1Universitätsmedizin der Johannes Gutenberg-Universität Mainz Zentrum für Kardiologie Mainz, Deutschland; 2Herzzentrum der Universität zu Köln Klinik für Kardiologie, Angiologie, Pneumologie und Internistische Intensivmedizin Köln, Deutschland; 3Universitätsmedizin der Johannes Gutenberg-Universität Mainz Kardiologie 1, Zentrum für Kardiologie Mainz, Deutschland; 4Maastricht UMC+Heart+Vascular Center Department of Vascular Surgery Maastricht, Niederlande; 5Universitätsmedizin der Johannes Gutenberg-Universität Mainz Zentrum für Kardiologie, Kardiologie III-Angiologie Mainz, Deutschland

 

Background

Endovascular interventions such as transcatheter aortic valve implantations (TAVI), circulatory support with extracorporeal membrane oxygenation(ECMO) as well as peripheral arterial disease  intervention (PAD)  are performed percutaneously via transfemoral access. Access site complications are an omnipresent concern, and predictive for interventional outcome by increasing 30-day mortality.

The prevalence of vascular complications (VC) has only slightly decreased over the last years. A lot of research has been performed, but consistent risk factors have not been identified. Earlier meta-analysis have shown that the use of ultrasound guided (USG) puncture reduces the risk for access site complications in several types of  procedures. Advantages offered by USG puncture are most accurate guidance of puncture. USG closure can mitigate the risk of access vessel occlusion by deploying the entire device intravascularly, placing the closure device extravascularly, and preventing improper closure caused by anterior or posterior calcification, summarized by ensuring precise deployment at the intended location.

 

Objective
The aim of this study was to evaluate the effect of USG vs. CC (CC) after cardiovascular interventions with artery puncture, and the impact on the incidence of access complications.

 

Methods

A systematic literature search was performed using the Web of science, Cochrane Database and Medline database. Studies reporting and comparing the incidence of access site complications after USG arterial closure for transfemoral cardiac procedures were included. Meta-analyses were performed to analyze the effect of the chosen closure technique on access site complication, as reported in the studies.

 

Results

3 TAVI,  2 ECMO and 3 PAD studies were included. 5 studies evaluated a plug-based and 1 a suture-based closure device, of which 4 used Manta 2 ExoSeal, 1 AngioSeal and 1 ProGlide. All studies were retrospectively conducted and published between 2018 and 2023. The usage of the different closure devices in the particular interventions is summarized in table 1.

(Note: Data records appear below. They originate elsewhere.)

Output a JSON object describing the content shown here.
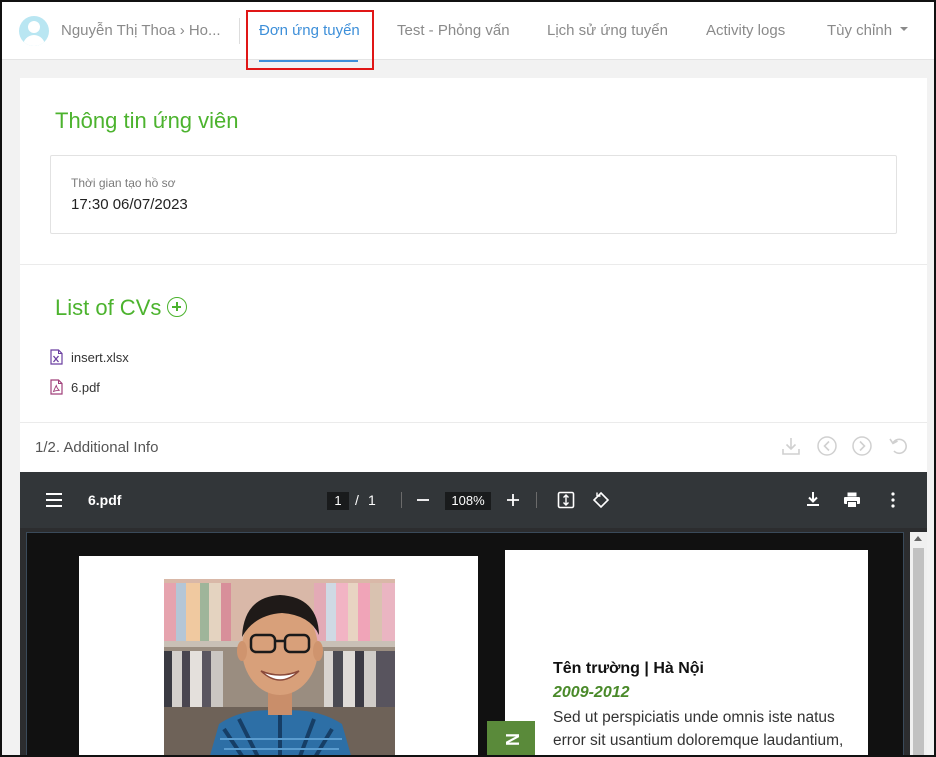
{
  "header": {
    "breadcrumb": "Nguyễn Thị Thoa › Ho...",
    "tabs": [
      {
        "label": "Đơn ứng tuyển",
        "active": true
      },
      {
        "label": "Test - Phỏng vấn"
      },
      {
        "label": "Lịch sử ứng tuyển"
      },
      {
        "label": "Activity logs"
      },
      {
        "label": "Tùy chỉnh"
      }
    ]
  },
  "candidate": {
    "section_title": "Thông tin ứng viên",
    "created_label": "Thời gian tạo hồ sơ",
    "created_value": "17:30 06/07/2023"
  },
  "cvs": {
    "section_title": "List of CVs",
    "files": [
      {
        "name": "insert.xlsx",
        "icon": "excel-file-icon"
      },
      {
        "name": "6.pdf",
        "icon": "pdf-file-icon"
      }
    ]
  },
  "attachments": {
    "label": "1/2. Additional Info"
  },
  "viewer": {
    "filename": "6.pdf",
    "page_current": "1",
    "page_sep": "/",
    "page_total": "1",
    "zoom": "108%"
  },
  "cv_page": {
    "school": "Tên trường | Hà Nội",
    "years": "2009-2012",
    "body": "Sed ut perspiciatis unde omnis iste natus error sit usantium doloremque laudantium,",
    "side_tab_letter": "N"
  },
  "colors": {
    "accent_green": "#4cb32e",
    "tab_blue": "#3d8fd9",
    "highlight_red": "#e01616",
    "viewer_bar": "#323639"
  }
}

In ECMO patients, the incidence of access complications was 9.8%, in TAVI patients  7.1% and in PAD patients 3.3% after USG closure at the primary access site.

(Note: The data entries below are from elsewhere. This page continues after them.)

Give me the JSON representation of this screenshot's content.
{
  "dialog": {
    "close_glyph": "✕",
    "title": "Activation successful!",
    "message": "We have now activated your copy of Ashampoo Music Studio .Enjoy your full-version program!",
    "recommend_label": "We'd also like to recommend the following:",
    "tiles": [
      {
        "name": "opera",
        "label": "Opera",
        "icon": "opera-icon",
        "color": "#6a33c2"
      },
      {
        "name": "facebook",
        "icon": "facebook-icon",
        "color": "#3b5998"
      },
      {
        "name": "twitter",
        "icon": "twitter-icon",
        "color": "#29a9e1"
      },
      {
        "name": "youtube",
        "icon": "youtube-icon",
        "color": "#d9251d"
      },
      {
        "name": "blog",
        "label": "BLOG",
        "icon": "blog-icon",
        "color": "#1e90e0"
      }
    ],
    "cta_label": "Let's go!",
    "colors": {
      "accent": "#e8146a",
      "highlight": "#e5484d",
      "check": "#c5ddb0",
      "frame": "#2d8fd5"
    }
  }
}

2162 patients were included in the USG closure group and 830 patients in the CC group.

We included 2162 USG closure and 830 CC patients in this meta-analysis. In the USG TAVI closure group, 868 patient received Manta closure and 63 ProGlide closure. The remaining 1131 patients received USG closure using an AngioSeal in a PAD procedure. In the CC group 58 ProGlide and 337 Manta closures, as well as 335 AngioSeal closures were included. 

USG closure reduced access site complications (OR 0.44, 95% CI 0.30 –0.64, P <0.0001, Figure 1), major VC (OR 0.22, 95% CI 0.08 –0.57, P = 0.002, Figure 2) and bleeding complications (OR 0.38, 95% CI 0.15 –0.96, P = 0.04; Figure 3) significantly compared to CC. Minor VC were not significantly decreased using USG closure (OR 0.22, 95% CI 0.04–1.35, P = 0.1)

 

Conclusion

USG closure is an upcoming topic in vascular closure and is already used in various cardiovascular interventions. Compared to CC, USG closure reduced access site complications, major VC and bleeding complications in a pooled analysis of retrospective studies including large and small sheath size procedures. Further and especially prospective research is needed to validate the findings of this meta-analysis of retrospective data.